Proponents say Bitcoin is a network, a foundation for the next financial system that will replace the inefficient legacy infrastructure. It prioritizes the end-user while at the same time ensuring high reliability, cheap value transfer, and 24/7 operations.
There are two primary components of Bitcoin: The transactional layer and the native currency, BTC.
The network, powered by globally distributed nodes, are incentivized for their transaction confirmation actions, cutting out the middleman by automating auditing trustlessly and continuously. Additionally, the network’s transactions are pseudonymous and secured by cryptography.
The Deflationary Feature in Bitcoin Preserves Value
Over the last few years, the growth of Bitcoin as an alternative network enabling the cheap transfer of funds is at the back of BTC prices’ parabolic rise and the network’s increasing complexity.
Notably, the network founder designed BTC to act like money but fixed the total supply at 21 million. The deflationary element combined with the increasing adoption over the years has seen prices rise to new levels. BTC has also evolved from being a medium of exchange to a store of value competing with gold.
Accordingly, Bitcoin prices have been volatile and on an uptrend.
For instance, in the last decade, Bitcoin gained 1 million percent, once it rose from obscurity to peak at $19.7k in December 2017. Prices fell to $3.2k in December 2018 before exploding to $58k in mid-February 2021.
Since Bitcoin and crypto are relatively nascent–with comparatively low liquidity that doesn’t match traditional systems, the price remains a top concern. As such, holders pay close attention to their digital assets’ prices. It is especially the case considering the level of intervention from central banks and governments in the wake of the coronavirus pandemic.
Central Banks Actively Debasing
In the last year, central banks debased their local currencies to keep afloat due to COVID-19 ravages.
For perspective, from March 2020 to early January 2021, the USD lost roughly 10 percent following the FED chopping fund rates to record lows, keeping them between a range of 0 to 0.25 percent.
It is massive because the greenback is a reserve currency that many central banks hold across the world.
Therefore, its depreciation and volatility become consequential, having a domino effect whose reverberation was felt not only in trade but in other sectors of the economy.
It was particularly inconveniencing for traders who had to watch their assets debase through inflation’s eroding effects.
Heavily reliant on best exchange rates for business purposes, they now have to focus on prices, time entries at currency exchanges and sift through thousands of providers for the best rate.
All this could be avoided if not because of central banks’ intervention and fiat debasement, sometimes not for economic mitigation, but to rig the global system and retain certain advantages, especially in trade.
Will Bitcoin become Mainstream in 2021?
Currency manipulation and debasement of fiat currencies weigh negatively on trade.
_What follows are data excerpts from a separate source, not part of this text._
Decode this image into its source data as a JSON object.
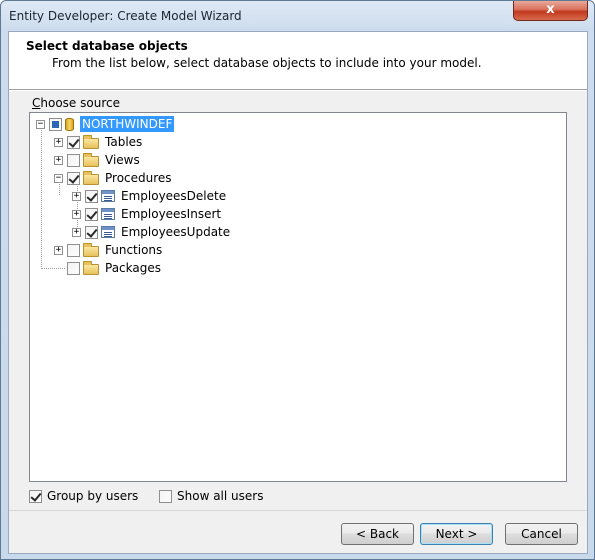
{
  "window": {
    "title": "Entity Developer: Create Model Wizard",
    "close_glyph": "x"
  },
  "header": {
    "title": "Select database objects",
    "subtitle": "From the list below, select database objects to include into your model."
  },
  "source": {
    "label_first": "C",
    "label_rest": "hoose source"
  },
  "tree": {
    "root": {
      "label": "NORTHWINDEF",
      "expander": "−"
    },
    "tables": {
      "label": "Tables",
      "expander": "+"
    },
    "views": {
      "label": "Views",
      "expander": "+"
    },
    "procedures": {
      "label": "Procedures",
      "expander": "−"
    },
    "procs": [
      {
        "label": "EmployeesDelete",
        "expander": "+"
      },
      {
        "label": "EmployeesInsert",
        "expander": "+"
      },
      {
        "label": "EmployeesUpdate",
        "expander": "+"
      }
    ],
    "functions": {
      "label": "Functions",
      "expander": "+"
    },
    "packages": {
      "label": "Packages"
    }
  },
  "options": {
    "group_by_users": "Group by users",
    "show_all_users": "Show all users"
  },
  "buttons": {
    "back": "< Back",
    "next": "Next >",
    "cancel": "Cancel"
  }
}
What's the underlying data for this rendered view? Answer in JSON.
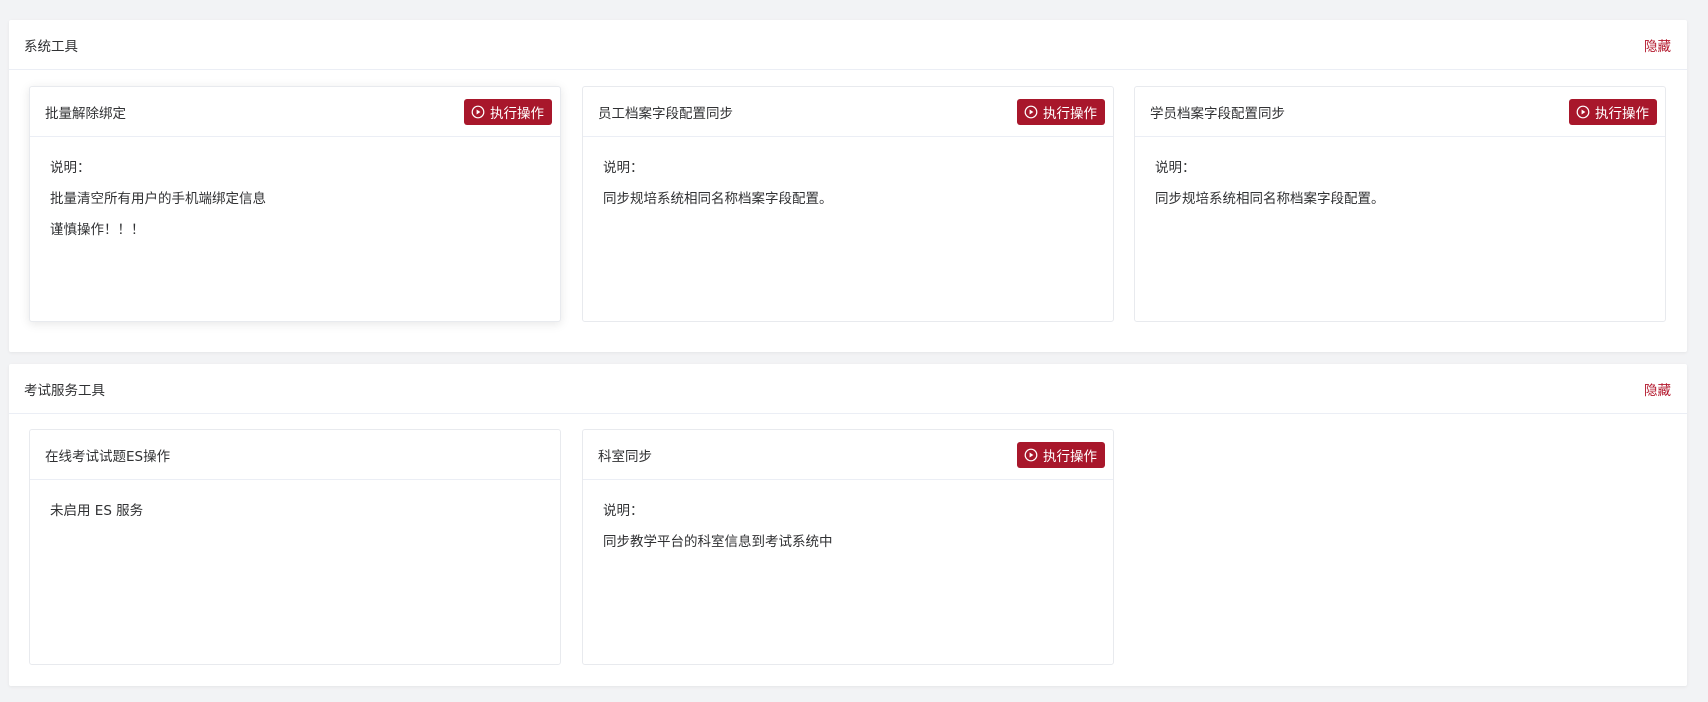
{
  "sections": [
    {
      "title": "系统工具",
      "hide_label": "隐藏",
      "cards": [
        {
          "title": "批量解除绑定",
          "button_label": "执行操作",
          "lines": [
            "说明：",
            "批量清空所有用户的手机端绑定信息",
            "谨慎操作！！！"
          ]
        },
        {
          "title": "员工档案字段配置同步",
          "button_label": "执行操作",
          "lines": [
            "说明：",
            "同步规培系统相同名称档案字段配置。"
          ]
        },
        {
          "title": "学员档案字段配置同步",
          "button_label": "执行操作",
          "lines": [
            "说明：",
            "同步规培系统相同名称档案字段配置。"
          ]
        }
      ]
    },
    {
      "title": "考试服务工具",
      "hide_label": "隐藏",
      "cards": [
        {
          "title": "在线考试试题ES操作",
          "lines": [
            "未启用 ES 服务"
          ]
        },
        {
          "title": "科室同步",
          "button_label": "执行操作",
          "lines": [
            "说明：",
            "同步教学平台的科室信息到考试系统中"
          ]
        }
      ]
    }
  ],
  "colors": {
    "accent": "#a8172b",
    "hide_link": "#b3172c",
    "background": "#f2f3f5"
  },
  "icons": {
    "execute": "play-circle-icon"
  }
}
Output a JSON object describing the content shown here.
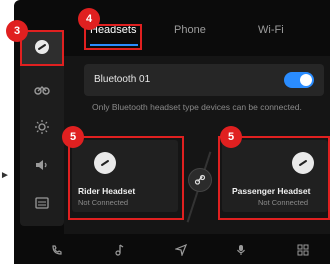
{
  "tabs": [
    "Headsets",
    "Phone",
    "Wi-Fi"
  ],
  "bluetooth": {
    "label": "Bluetooth 01",
    "enabled": true
  },
  "hint": "Only Bluetooth headset type devices can be connected.",
  "cards": [
    {
      "title": "Rider Headset",
      "status": "Not Connected"
    },
    {
      "title": "Passenger Headset",
      "status": "Not Connected"
    }
  ],
  "badges": [
    "3",
    "4",
    "5",
    "5"
  ],
  "colors": {
    "accent": "#2a8cff",
    "annotation": "#e02020"
  }
}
Unfortunately, banks have been accelerating draining value apparently without care.
Expectedly, this smashes the trust people had in central banks. Their relentless money printing erodes value on what citizens hold dear. Presently, the fiat value of assets doesn’t represent the trust a given currency initially had.
In turn, the mistrust with central banks has caused a paradigm shift. The trustless nature of Bitcoin with baked-in deflationary features makes it an ideal platform for global users. Both institutional and retail investors can store their hard-earned value with the expectation of even more gains.
Besides, each coin is immune to central banks’ actions meaning even if they lower rates and mint more, the value of each Bitcoin remains unaffected. Prices will only tick depending on user and holders’ sentiment, not policymakers and politicians’ whims.